Given \(A\) and \(b\) in Exercises 11 and 12, write the augmented matrix for the linear system that corresponds to the matrix equation \(Ax = b\). Then solve the system and write the solution as a vector.

12. \({\mathop{\rm A}\nolimits} = \left[ {\begin{array}{*{20}{c}}1&2&1\\{ - 3}&{ - 1}&2\\0&5&3\end{array}} \right],b = \left[ {\begin{array}{*{20}{c}}0\\1\\{ - 1}\end{array}} \right]\)

Short answer

The solution as a vector is \(x = \left[ {\begin{array}{*{20}{c}}{\frac{3}{5}}\\{ - \frac{4}{5}}\\1\end{array}} \right]\).

Step-by-step solution

Writing the matrix in the augmented form

The augmented form of the matrix is

\(\left[ {\begin{array}{*{20}{c}}1&2&1&0\\{ - 3}&{ - 1}&2&1\\0&5&3&{ - 1}\end{array}} \right]\).

Applying the row operation

Perform an elementary row operationto produce the first augmented matrix.

The sum of 3 times row one and row twois written in row two.

\(\left[ {\begin{array}{*{20}{c}}1&2&1&0\\0&5&5&1\\0&5&3&{ - 1}\end{array}} \right]\)

Applying the row operation

Perform an elementary row operationto produce the second augmented matrix.

Multiply row two by \(\frac{1}{5}\).

\(\left[ {\begin{array}{*{20}{c}}1&2&1&0\\0&1&1&{\frac{1}{5}}\\0&5&3&{ - 1}\end{array}} \right]\)

Applying the row operation

Perform an elementary row operationto produce the third augmented matrix.

The sum of \( - 2\) times row two and row one is written in row one.
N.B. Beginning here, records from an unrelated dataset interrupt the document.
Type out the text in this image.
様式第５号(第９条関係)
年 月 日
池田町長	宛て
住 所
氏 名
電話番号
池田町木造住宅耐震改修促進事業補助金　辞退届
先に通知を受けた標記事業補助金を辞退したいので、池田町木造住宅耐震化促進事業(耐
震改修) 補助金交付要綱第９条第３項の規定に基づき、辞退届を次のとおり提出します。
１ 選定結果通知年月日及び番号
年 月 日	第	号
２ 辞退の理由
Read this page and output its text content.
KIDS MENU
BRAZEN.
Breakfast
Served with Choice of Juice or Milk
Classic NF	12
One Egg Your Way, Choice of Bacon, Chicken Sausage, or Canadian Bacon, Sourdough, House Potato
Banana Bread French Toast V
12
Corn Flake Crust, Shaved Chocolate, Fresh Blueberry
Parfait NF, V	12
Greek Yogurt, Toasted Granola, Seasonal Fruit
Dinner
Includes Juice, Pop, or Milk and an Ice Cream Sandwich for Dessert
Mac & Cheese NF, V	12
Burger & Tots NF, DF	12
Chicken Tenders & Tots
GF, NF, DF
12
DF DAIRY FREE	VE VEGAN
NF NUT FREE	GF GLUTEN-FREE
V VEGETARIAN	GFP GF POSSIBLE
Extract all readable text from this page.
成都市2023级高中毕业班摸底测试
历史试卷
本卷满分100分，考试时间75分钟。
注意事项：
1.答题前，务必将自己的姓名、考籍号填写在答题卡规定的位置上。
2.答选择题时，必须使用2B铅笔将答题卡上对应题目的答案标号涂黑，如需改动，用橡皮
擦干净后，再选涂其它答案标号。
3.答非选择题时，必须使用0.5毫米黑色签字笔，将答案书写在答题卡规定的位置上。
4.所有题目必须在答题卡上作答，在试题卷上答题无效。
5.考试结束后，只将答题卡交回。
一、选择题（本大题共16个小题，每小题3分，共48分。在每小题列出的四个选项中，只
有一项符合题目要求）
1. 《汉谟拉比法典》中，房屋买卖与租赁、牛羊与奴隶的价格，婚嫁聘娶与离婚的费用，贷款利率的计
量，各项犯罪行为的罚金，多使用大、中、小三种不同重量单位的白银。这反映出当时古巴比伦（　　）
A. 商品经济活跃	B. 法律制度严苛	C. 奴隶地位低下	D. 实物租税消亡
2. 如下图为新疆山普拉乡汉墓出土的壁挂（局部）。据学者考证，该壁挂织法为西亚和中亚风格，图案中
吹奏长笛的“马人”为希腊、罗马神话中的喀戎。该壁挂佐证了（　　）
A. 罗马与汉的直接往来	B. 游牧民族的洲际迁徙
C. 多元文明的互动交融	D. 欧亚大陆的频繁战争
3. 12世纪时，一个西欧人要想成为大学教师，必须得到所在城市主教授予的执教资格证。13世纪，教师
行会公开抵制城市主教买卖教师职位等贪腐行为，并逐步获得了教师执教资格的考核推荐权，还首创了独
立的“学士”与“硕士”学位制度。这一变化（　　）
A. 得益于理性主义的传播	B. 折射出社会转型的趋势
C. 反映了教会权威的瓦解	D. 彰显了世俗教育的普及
\(\left[ {\begin{array}{*{20}{c}}1&0&{ - 1}&{ - \frac{2}{5}}\\0&1&1&{\frac{1}{5}}\\0&5&3&{ - 1}\end{array}} \right]\)

Applying the row operation

Perform an elementary row operationto produce the fourth augmented matrix.

The sum of \( - 5\)times row two and row three is written in row three.

\(\left[ {\begin{array}{*{20}{c}}1&0&{ - 1}&{ - \frac{2}{5}}\\0&1&1&{\frac{1}{5}}\\0&0&{ - 2}&{ - 2}\end{array}} \right]\)

Applying the row operation

Perform an elementary row operationto produce the fifth augmented matrix.

Multiply row three by \( - \frac{1}{2}\).

\(\left[ {\begin{array}{*{20}{c}}1&0&{ - 1}&{ - \frac{2}{5}}\\0&1&1&{\frac{1}{5}}\\0&0&1&1\end{array}} \right]\)

Applying the row operation

Perform an elementary row operationto produce the sixth augmented matrix.

The sum of row one and row three are written in row one.

\(\left[ {\begin{array}{*{20}{c}}1&0&0&{\frac{3}{5}}\\0&1&1&{\frac{1}{5}}\\0&0&1&1\end{array}} \right]\)

The sum of \( - 1\) times row three and row twois written in row two.

\(\left[ {\begin{array}{*{20}{c}}1&0&0&{\frac{3}{5}}\\0&1&0&{ - \frac{4}{5}}\\0&0&1&1\end{array}} \right]\)

Converting matrix into the equation form

To obtain the solution of the vector equation, to convert the augmented matrix into vector equations.

Write the obtained matrix \(\left[ {\begin{array}{*{20}{c}}1&0&0&{\frac{3}{5}}\\0&1&0&{ - \frac{4}{5}}\\0&0&1&1\end{array}} \right]\)in the equation notation.

\(\begin{array}{l}{x_1} = \frac{3}{5}\\{x_2} = - \frac{4}{5}\\{x_3} = 1\end{array}\)

Writing the solution of the system as a vector

The solution of the system as a vector is shown below.

\(\begin{array}{c}x = \left[ {\begin{array}{*{20}{c}}{{x_1}}\\{{x_2}}\\{{x_3}}\end{array}} \right]\\ = \left[ {\begin{array}{*{20}{c}}{\frac{3}{5}}\\{ - \frac{4}{5}}\\1\end{array}} \right]\end{array}\)

Thus, the solution as a vector is \(x = \left[ {\begin{array}{*{20}{c}}{\frac{3}{5}}\\{ - \frac{4}{5}}\\1\end{array}} \right]\).